By Doug Pinkham
Public Affairs Council President

February 3, 2011

After last year’s State of the Union address, we posed the question, “Why is President Obama still talking about lobbyists?” The nation was battling a sick economy, two wars, a growing deficit and fears of terrorism. And yet the president spent major parts of his speech arguing for excluding lobbyists from the political system.

In fact, he mentioned the word “lobbyist” six times – the same number of times he used the word “recession.” But who’s counting?

Now, 12 months later, the question is, “Why did he stop – or at least slow down?” Granted, he did say the “L-word” twice in his recent State of the Union address - when calling for earmark reform and tougher disclosure laws. But gone were the gratuitous comments that lobbyists routinely “game the system” or have “outsized influence.”

It seems the administration now realizes that anti-lobbying rhetoric can be counter-productive.

First of all, the lobbyist-as-evildoer narrative hasn’t helped the president’s agenda. As we noted last year, voters don’t consider lobbying a big problem. The Pew Research Center for the People & the Press publishes an annual survey on the public’s policy priorities. Last year only 36% of respondents said concerns about lobbyists were a top priority. By contrast, concerns about the economy, jobs and terrorism scored well over 80%.

In the 2011 Pew report, the economy has become an even bigger concern (see chart). Meanwhile, only 37% of the public is worried about lobbyists, which places the profession near the bottom of the list of policy priorities – just ahead of global trade.

The White House and Democratic leaders even tried to make lobbying and campaign funding a key issue in the midterm elections. Remember the accusation that the U.S. Chamber of Commerce was secretly funded by foreign companies? Or the claim that lobbyists couldn’t be trusted to contribute to federal candidates? This strategy won Democrats few friends. And it probably alienated voters who thought it was a distraction from the real concerns of our times.

Portraying lobbyists as villains has also contributed to Obama’s reputation for being anti-business. That’s because his statements about the evils of special interests have focused on corporations and trade associations, not on activist groups or unions. Similarly, he has insisted that the Supreme Court’s decision in the Citizens United case will open the doors to undue corporate influence on political campaigns, not to undue influence from those who oppose business interests.

Perhaps the president recognized that he can’t build positive relationships with CEOs if he constantly questions their companies’ integrity in the public policy world.

In addition, the White House ethics office has exposed more inconsistency (some say hypocrisy) than corruption. Obama pledged in his campaign that no former lobbyist would work in his administration. Yet the president has allowed numerous exceptions to attract top talent. Every time he grants a waiver, Obama looks like he’s not living up to his own standard.

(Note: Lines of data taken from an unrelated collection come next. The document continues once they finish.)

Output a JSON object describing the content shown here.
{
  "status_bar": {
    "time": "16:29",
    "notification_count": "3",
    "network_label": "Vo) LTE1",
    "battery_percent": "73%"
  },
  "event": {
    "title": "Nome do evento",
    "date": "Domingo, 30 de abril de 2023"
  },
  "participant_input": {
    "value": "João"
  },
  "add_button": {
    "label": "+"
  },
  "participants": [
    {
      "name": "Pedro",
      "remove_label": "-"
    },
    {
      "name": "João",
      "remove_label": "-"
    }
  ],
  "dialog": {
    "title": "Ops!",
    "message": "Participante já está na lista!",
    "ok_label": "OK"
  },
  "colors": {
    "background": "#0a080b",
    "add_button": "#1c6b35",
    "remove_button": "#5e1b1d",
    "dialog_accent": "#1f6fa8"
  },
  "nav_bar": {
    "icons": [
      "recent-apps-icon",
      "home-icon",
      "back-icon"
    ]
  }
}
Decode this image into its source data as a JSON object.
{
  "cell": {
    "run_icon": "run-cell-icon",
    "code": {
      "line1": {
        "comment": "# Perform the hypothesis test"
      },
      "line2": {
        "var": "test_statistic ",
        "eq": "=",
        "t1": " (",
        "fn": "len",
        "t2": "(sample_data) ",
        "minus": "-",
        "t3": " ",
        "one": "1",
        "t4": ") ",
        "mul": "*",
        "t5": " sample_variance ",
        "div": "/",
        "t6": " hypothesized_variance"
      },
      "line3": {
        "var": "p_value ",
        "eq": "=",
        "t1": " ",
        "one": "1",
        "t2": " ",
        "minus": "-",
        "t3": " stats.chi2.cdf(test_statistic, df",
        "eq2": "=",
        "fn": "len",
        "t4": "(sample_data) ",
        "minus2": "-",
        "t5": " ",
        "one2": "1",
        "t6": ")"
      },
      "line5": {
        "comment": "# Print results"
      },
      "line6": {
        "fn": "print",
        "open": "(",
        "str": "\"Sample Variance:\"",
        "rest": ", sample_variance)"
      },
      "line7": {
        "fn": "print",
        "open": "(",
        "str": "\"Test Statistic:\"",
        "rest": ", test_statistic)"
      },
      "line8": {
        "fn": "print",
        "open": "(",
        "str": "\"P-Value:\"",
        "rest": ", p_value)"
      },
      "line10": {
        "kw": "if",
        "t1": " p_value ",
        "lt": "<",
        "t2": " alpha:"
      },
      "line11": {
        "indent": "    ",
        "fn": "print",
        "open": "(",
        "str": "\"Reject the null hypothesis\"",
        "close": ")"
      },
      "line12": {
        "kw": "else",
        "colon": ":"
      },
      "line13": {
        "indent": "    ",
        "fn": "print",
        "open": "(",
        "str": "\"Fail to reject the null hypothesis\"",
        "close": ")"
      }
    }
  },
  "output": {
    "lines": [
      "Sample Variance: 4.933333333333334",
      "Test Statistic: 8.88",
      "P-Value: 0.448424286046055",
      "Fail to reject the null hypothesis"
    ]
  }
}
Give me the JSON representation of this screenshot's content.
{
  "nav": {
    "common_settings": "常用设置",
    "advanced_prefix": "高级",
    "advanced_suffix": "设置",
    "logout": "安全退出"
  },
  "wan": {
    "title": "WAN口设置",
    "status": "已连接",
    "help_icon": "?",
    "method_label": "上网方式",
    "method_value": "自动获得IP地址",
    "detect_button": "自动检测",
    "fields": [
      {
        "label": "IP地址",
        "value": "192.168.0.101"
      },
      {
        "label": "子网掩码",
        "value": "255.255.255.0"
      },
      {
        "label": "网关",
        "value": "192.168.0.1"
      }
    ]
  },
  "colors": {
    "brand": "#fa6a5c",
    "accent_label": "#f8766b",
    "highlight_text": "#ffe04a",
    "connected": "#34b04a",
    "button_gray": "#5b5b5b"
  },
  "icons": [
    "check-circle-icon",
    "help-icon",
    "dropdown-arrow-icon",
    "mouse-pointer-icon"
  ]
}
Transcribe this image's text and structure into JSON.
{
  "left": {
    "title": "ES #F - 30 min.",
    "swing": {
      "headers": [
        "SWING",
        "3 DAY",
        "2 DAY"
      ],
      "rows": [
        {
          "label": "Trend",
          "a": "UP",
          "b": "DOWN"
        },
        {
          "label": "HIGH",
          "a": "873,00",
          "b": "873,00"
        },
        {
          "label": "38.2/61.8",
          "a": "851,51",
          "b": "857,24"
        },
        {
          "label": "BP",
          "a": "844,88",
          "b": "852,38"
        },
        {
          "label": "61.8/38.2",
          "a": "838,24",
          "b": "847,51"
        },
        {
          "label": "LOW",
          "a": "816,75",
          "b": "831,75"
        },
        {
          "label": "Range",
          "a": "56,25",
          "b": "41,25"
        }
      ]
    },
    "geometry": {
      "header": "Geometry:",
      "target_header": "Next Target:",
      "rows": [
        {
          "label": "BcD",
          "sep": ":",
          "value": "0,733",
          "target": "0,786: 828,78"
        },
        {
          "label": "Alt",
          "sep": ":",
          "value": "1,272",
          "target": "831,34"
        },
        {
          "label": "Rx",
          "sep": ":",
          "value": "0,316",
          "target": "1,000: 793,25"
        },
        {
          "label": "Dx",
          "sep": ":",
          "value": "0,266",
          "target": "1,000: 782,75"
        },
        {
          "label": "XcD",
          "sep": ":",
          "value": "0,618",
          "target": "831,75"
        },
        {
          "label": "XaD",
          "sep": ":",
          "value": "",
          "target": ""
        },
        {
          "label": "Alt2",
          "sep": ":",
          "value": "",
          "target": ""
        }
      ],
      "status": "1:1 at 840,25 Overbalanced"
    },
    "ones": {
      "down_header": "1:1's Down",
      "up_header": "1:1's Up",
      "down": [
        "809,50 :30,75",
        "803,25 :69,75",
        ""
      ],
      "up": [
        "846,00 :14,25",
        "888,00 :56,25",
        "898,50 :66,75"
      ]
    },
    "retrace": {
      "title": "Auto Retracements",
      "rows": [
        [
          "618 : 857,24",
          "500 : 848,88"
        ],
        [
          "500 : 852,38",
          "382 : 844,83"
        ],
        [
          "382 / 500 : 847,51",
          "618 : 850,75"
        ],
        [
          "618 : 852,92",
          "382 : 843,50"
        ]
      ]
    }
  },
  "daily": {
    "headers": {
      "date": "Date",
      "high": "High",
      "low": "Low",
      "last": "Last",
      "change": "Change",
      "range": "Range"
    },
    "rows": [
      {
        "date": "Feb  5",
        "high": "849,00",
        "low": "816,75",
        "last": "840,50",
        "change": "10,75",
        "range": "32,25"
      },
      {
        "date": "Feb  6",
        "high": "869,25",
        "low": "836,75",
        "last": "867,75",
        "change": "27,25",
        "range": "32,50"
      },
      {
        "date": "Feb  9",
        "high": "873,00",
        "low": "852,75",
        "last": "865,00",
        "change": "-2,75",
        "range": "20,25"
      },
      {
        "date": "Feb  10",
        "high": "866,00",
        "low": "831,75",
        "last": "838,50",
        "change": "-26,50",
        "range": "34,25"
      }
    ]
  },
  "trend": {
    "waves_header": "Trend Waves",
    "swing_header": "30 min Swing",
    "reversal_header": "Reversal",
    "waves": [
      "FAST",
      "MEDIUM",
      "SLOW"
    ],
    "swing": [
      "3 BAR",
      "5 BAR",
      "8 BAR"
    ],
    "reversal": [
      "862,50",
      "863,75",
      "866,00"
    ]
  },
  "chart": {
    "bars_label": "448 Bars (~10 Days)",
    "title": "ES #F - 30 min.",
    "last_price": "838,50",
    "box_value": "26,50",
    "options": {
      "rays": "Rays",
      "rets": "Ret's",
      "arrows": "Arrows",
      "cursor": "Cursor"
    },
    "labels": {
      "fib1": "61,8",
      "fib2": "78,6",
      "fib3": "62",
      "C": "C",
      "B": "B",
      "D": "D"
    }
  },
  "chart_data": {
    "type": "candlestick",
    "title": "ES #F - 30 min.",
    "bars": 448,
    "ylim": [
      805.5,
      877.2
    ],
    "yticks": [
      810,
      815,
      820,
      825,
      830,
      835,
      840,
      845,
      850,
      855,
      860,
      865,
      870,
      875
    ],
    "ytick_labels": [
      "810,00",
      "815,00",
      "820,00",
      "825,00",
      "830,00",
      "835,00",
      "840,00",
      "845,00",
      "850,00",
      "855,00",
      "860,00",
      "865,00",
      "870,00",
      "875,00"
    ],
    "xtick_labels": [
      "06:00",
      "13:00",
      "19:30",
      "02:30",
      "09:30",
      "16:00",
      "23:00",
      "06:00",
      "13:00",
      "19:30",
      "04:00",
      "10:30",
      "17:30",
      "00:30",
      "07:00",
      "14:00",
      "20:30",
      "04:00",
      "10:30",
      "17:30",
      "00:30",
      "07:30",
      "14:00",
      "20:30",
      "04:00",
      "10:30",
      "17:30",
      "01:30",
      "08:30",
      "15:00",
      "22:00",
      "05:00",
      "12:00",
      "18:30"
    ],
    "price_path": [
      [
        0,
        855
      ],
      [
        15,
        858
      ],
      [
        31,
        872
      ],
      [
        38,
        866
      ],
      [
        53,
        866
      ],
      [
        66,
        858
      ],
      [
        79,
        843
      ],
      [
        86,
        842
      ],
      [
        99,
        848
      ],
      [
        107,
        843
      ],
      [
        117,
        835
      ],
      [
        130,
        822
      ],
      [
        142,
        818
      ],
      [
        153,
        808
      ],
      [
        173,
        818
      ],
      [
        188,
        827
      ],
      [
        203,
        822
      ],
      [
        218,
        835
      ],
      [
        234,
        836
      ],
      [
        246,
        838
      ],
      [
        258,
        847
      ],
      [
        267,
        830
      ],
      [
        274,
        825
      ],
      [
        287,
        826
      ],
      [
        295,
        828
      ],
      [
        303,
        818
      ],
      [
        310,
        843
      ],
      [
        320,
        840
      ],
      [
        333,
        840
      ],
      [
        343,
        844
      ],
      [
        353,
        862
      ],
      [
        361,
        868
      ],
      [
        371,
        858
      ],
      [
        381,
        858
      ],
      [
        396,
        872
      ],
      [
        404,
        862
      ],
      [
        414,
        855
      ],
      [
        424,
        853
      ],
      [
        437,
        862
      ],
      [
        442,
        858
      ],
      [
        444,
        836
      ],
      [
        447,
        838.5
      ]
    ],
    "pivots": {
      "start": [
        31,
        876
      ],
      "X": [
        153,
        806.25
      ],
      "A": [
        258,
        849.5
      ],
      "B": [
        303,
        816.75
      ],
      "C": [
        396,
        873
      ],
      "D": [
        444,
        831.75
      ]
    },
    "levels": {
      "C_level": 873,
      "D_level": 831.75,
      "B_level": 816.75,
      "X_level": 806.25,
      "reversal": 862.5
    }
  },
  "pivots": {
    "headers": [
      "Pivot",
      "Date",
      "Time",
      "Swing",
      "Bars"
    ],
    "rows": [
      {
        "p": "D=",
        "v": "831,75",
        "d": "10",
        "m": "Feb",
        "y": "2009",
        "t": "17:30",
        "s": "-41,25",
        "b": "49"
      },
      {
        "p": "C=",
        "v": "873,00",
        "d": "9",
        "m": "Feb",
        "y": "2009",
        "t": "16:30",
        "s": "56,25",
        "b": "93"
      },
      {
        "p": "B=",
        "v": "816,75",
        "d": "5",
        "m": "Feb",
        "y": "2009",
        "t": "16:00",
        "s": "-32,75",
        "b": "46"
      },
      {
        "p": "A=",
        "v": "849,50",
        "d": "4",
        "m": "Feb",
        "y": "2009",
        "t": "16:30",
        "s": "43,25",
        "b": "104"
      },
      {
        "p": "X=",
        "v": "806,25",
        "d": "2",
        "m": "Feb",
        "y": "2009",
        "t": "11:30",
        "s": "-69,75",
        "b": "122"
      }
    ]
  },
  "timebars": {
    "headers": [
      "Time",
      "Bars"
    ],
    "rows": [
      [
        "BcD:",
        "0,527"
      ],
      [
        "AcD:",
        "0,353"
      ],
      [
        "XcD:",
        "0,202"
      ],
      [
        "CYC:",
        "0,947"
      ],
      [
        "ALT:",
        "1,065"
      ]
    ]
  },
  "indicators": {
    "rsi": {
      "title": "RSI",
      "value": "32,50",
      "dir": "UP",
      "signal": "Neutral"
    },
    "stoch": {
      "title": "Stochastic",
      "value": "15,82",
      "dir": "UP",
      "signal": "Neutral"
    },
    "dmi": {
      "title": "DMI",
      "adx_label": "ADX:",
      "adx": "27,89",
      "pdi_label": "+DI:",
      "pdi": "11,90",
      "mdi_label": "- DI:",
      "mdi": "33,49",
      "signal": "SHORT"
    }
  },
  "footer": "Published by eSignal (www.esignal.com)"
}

In the past, the administration sounded defensive when explaining its ethics rules and exceptions. While the White House never said so publicly, it’s a good bet the president realized that a high-profile ethics czar was more a liability than an asset. Norman Eisen, who served as special counsel to the president for ethics and government reform, upset a lot of people with policies excluding lobbyists from federal advisory committees and from meeting with officials about stimulus grants.

When Republicans, Democrats, business groups, the ACLU, legal scholars and others opposed these moves, Eisen only became obstinate. And his approach typified the White House’s attitude about advocacy.

But in the latter half of 2010, the administration seemed to shift its strategy – eliminating the ethics czar position and giving these responsibilities to White House Counsel Robert Bauer. There were fewer statements from the ethics office defending its work.  And Eisen, in a recess appointment, was made the new ambassador to the Czech Republic.

This is not to say that all the anti-lobbying rhetoric will disappear, that some in Congress won’t try to clamp down on corporate political involvement, or that lobbying won’t be an issue in the next election.

But it’s becoming clear that the dial on the White House amplifier, which seemed set at “11″ during the past two years, has been turned down. The change may not be sufficient to satisfy everyone, but it may be enough to allow a constructive conversation about the proper role of lobbying in a democracy.